The Police Commission is the agency in charge of police officer certification matters in Pennsylvania. It was the Police Commission, not the Borough, that determined that Keslosky's certification had expired in 1999 and that he had to undergo the re-certification process. Keslosky can fix this problem.[7]He can seek re-certification. He also could have challenged the Police Commission's determination that he needed re-certification, but he did not.

Keslosky next argues that the trial court erred by denying his request for back pay. Back pay cannot be ordered for any period of time that an officer is not certified because the Officer Training Law "expressly prohibits payment of salary or compensation to a police officer who is not certified." Dougherty, 612 A.2d at 597-98. Keslosky argues that Dougherty is distinguishable. There, the officer was responsible for his certification lapse. By contrast, Keslosky believes the Borough intentionally caused his certification to expire. Keslosky further argues that the Borough is estopped from arguing that it cannot pay Keslosky when it paid him health benefits up until his suspension in 2005 and paid him a bonus check in December 2003 after reinstating him to employment.

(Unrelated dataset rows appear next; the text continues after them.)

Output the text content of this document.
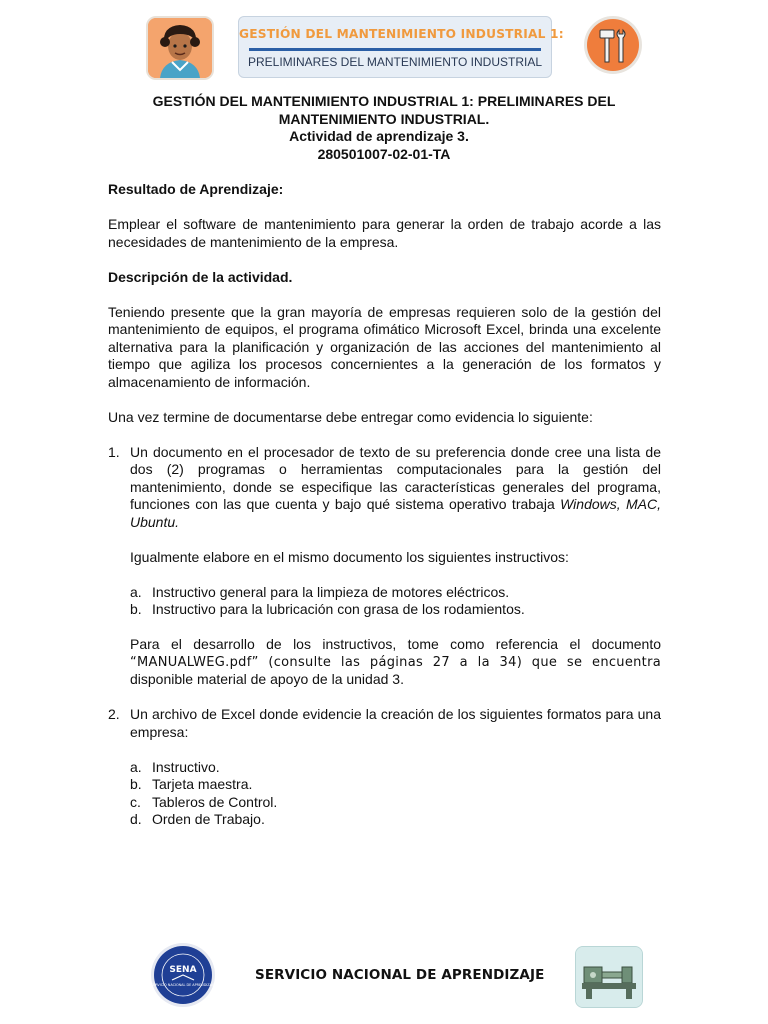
GESTIÓN DEL MANTENIMIENTO INDUSTRIAL 1:
PRELIMINARES DEL MANTENIMIENTO INDUSTRIAL
GESTIÓN DEL MANTENIMIENTO INDUSTRIAL 1: PRELIMINARES DEL
MANTENIMIENTO INDUSTRIAL.
Actividad de aprendizaje 3.
280501007-02-01-TA

Resultado de Aprendizaje:

Emplear el software de mantenimiento para generar la orden de trabajo acorde a las necesidades de mantenimiento de la empresa.

Descripción de la actividad.

Teniendo presente que la gran mayoría de empresas requieren solo de la gestión del mantenimiento de equipos, el programa ofimático Microsoft Excel, brinda una excelente alternativa para la planificación y organización de las acciones del mantenimiento al tiempo que agiliza los procesos concernientes a la generación de los formatos y almacenamiento de información.

Una vez termine de documentarse debe entregar como evidencia lo siguiente:

1. Un documento en el procesador de texto de su preferencia donde cree una lista de dos (2) programas o herramientas computacionales para la gestión del mantenimiento, donde se especifique las características generales del programa, funciones con las que cuenta y bajo qué sistema operativo trabaja Windows, MAC, Ubuntu.

Igualmente elabore en el mismo documento los siguientes instructivos:

a. Instructivo general para la limpieza de motores eléctricos.
b. Instructivo para la lubricación con grasa de los rodamientos.

Para el desarrollo de los instructivos, tome como referencia el documento

“MANUALWEG.pdf” (consulte las páginas 27 a la 34) que se encuentra

disponible material de apoyo de la unidad 3.

2. Un archivo de Excel donde evidencie la creación de los siguientes formatos para una empresa:

a. Instructivo.
b. Tarjeta maestra.
c. Tableros de Control.
d. Orden de Trabajo.
SENA
SERVICIO NACIONAL DE APRENDIZAJE
SERVICIO NACIONAL DE APRENDIZAJE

Keslosky's arguments regarding back pay must fail. First, Keslosky did not raise the issue of back pay in the Borough hearing. He did not request back pay until after the Borough Council voted to reinstate him; accordingly, its written decision is silent on the issue of back pay. Second, the Officer Training Law prohibits a municipality from paying a salary to a police officer unless the officer is "duly certified." 53 Pa. C.S. §2167(b). Keslosky has not been certified since June 1999. The fact that Keslosky may have received health benefits and a bonus check does not entitle him to compensation the Borough is prohibited from paying. 53 Pa. C.S. §2167(c). The denial of back pay was proper.

For these reasons, the order of the trial court is affirmed.

McCullough did not participate in the decision in this case.


AND NOW, this 23rd day of July 2013, the order of the Court of Common Pleas of Lackawanna County dated July 11, 2012, in the above captioned matter is hereby AFFIRMED.